Are you trying to reinvent https://en.wikipedia.org/wiki/Nudge_theory ? We don't have time to go crawling into every Blender anyone can invent on twitter, but the Buttons supposedly require a selection, so red is no easier than blue. What I find interesting about these chestnuts is that a truly individualistic selfish person has no reason to consider the children. Might that motivate invention of a surprise Blender that is advertised as you described but actually kills everyone outside?

IHSalvator's avatar

Simple; picking blue is retarded, and if people picking blue are unable to take a minute to think, or value more virtue signaling, I don't care about them, as never do for any stranger honestly.

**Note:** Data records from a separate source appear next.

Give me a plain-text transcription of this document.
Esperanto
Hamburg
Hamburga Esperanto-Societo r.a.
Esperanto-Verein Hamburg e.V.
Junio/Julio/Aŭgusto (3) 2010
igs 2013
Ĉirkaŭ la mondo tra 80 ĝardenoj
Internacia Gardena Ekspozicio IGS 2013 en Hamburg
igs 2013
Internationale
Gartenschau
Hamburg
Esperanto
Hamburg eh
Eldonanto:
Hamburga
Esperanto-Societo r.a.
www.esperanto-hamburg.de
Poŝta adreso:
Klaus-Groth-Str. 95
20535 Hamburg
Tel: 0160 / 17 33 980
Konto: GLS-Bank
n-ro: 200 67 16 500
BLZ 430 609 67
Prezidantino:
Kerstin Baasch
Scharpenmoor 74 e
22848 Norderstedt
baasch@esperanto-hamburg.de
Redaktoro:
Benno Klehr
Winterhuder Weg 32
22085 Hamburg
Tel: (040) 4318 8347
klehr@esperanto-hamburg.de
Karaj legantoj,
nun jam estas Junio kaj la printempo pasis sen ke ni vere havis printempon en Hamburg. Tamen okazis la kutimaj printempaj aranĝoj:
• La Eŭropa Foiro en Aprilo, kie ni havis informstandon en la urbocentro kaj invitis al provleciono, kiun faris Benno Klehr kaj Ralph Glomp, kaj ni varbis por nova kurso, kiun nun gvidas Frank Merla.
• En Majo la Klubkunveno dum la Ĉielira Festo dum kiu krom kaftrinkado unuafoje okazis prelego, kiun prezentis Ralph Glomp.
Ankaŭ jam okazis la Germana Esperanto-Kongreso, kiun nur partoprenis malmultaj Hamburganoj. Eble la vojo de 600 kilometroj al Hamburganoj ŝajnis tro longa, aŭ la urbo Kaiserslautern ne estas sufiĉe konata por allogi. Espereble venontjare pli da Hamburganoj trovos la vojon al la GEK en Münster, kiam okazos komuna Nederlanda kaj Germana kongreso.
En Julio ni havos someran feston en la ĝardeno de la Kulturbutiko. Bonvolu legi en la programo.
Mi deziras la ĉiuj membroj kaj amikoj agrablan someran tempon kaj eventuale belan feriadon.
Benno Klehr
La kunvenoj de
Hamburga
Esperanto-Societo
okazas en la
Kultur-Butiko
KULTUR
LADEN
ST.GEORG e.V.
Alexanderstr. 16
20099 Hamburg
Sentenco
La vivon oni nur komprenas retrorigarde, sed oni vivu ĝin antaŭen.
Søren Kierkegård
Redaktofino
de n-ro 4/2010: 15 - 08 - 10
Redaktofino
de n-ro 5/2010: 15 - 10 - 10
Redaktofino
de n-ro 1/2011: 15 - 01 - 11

Richard Y Chappell's avatar

Including young children?

As I write in the OP:

> there’s a sense in which the “first” people to pick blue are being deeply irrational and creating a problem that a society of logically perfect beings would avoid. But one has to deal with humanity as it is, not as we’d wish it to be, and saving others from lethal “mistakes” is a good thing to do if you can manage it.

Picking blue for this reason (if you expect the result to be close) seems perfectly intelligent and reasonable?

IHSalvator's avatar

I don't get your point. They're still strangers to me; I'm pretty serious about that (I think everyone pretending otherwise are just projecting self-deceptions on others or are directly hypocrites). The only ones obligated for those children are their parents.

And I couldn't be managing a thing here, I would just be putting myself at stupidly unnecessary risk for stupid strangers.

Shankar Sivarajan's avatar

My position is even stronger: maximizing the number of deaths of blue-button-pushers is a moral good. Pick red!

IHSalvator's avatar

I wouldn't say is an absolute good, but in this imperfect scenario where we would all be trapped, yes is morally superior, no doubt.

Jaci Turner's avatar

This is a great example of how outcomes don’t fail at the level of logic—they fail at the level of interpretation. Same decision structure, different framing, different human behavior. That gap becomes a real risk once these kinds of decisions show up in systems people actually rely on.

Not-Toby's avatar

What's the problem that myopic blue-pickers create?

Richard Y Chappell's avatar

Opting in to dying unnecessarily unless a majority makes the same risky choice.

Not-Toby's avatar

Well, while making the choice less risky. But I take the point - I was implicitly imagining a large enough portion of the population that it ended up making things more certain, but if there were like 5 blue pickers, that wouldn't be the case.